Bundesamt für Verfassungsschutz und Terrorismusbekämpfung (BVT)

Bundesamt für Verfassungsschutz und Terrorismusbekämpfung (BVT)

Protestnote in Zusammenhang mit der BVT-Affäre um nordkoreanische Passmuster.

Wie profil in seiner Montag erscheinenden Ausgabe berichtet, intervenierte die Volksrepublik Korea (DPRK) Ende 2017 in zwei österreichischen Ministerien und mahnte unter anderem „gründliche Ermittlungen“ und „angemessene Maßnahmen“ in der sogenannten BVT-Passaffäre ein. Dies geht aus einem mit 21. Dezember 2017 datierten Scheiben der nordkoreanischen Botschaft in Österreich an das Innen- und das Außenministerium hervor. Bereits im Oktober 2017 hatte der Rechercheverbund profil, „Der Standard“ und „ORF-ZiB2“ berichtet, dass das BVT 2016 mit Billigung des Innenressorts drei nordkoreanische Passmuster aus österreichischer Produktion an die südkoreanischen Sicherheitsbehörden übergeben hatte.

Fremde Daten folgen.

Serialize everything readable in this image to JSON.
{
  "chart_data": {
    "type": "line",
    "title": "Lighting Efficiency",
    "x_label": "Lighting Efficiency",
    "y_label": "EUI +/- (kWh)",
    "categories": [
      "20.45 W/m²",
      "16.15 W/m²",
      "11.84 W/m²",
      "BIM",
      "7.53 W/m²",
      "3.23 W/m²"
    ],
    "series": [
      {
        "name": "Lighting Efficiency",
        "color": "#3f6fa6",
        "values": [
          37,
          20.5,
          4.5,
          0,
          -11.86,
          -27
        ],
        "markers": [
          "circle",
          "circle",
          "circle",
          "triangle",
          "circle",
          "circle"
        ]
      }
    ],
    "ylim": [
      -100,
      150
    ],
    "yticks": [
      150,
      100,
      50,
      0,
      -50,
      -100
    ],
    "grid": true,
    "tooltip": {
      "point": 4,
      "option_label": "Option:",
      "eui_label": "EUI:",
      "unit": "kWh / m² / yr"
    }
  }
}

Diese Operation ist nun Teil eines Ermittlungsverfahrens der Korruptionsstaatsanwaltschaft, das Schreiben der Nordkoreaner (in englischer Sprache) Teil des Gerichtsakts. Darin heißt es: „Dass das Innenministerium diese Muster illegal und ohne vorherige Zustimmung der DPRK herausgegeben hat, beeinträchtigt das Vertrauen in die österreichische Seite und missachtet internationale Gesetze und Usancen, dies kann durch nichts gerechtfertigt werden … Die DPRK bedauert den Fall zutiefst und erwartet, dass die österreichische Seite die gebotene Verantwortung übernimmt, gründliche Ermittlungen anstrengt und angemessene Maßnahmen ergreift.“

Seitens des Außenministeriums erklärte Sprecher Thomas Schnöll gegenüber profil, man habe das Schreiben 2017 „in Kopie“ erhalten und „zur Kenntnis“ genommen. Im Innenministerium lief die Protestnote nach profil-Recherchen durch zwei Sektionen, ehe sie über die Generaldirektion für die öffentliche Sicherheit beim Bundeskriminalamt landete.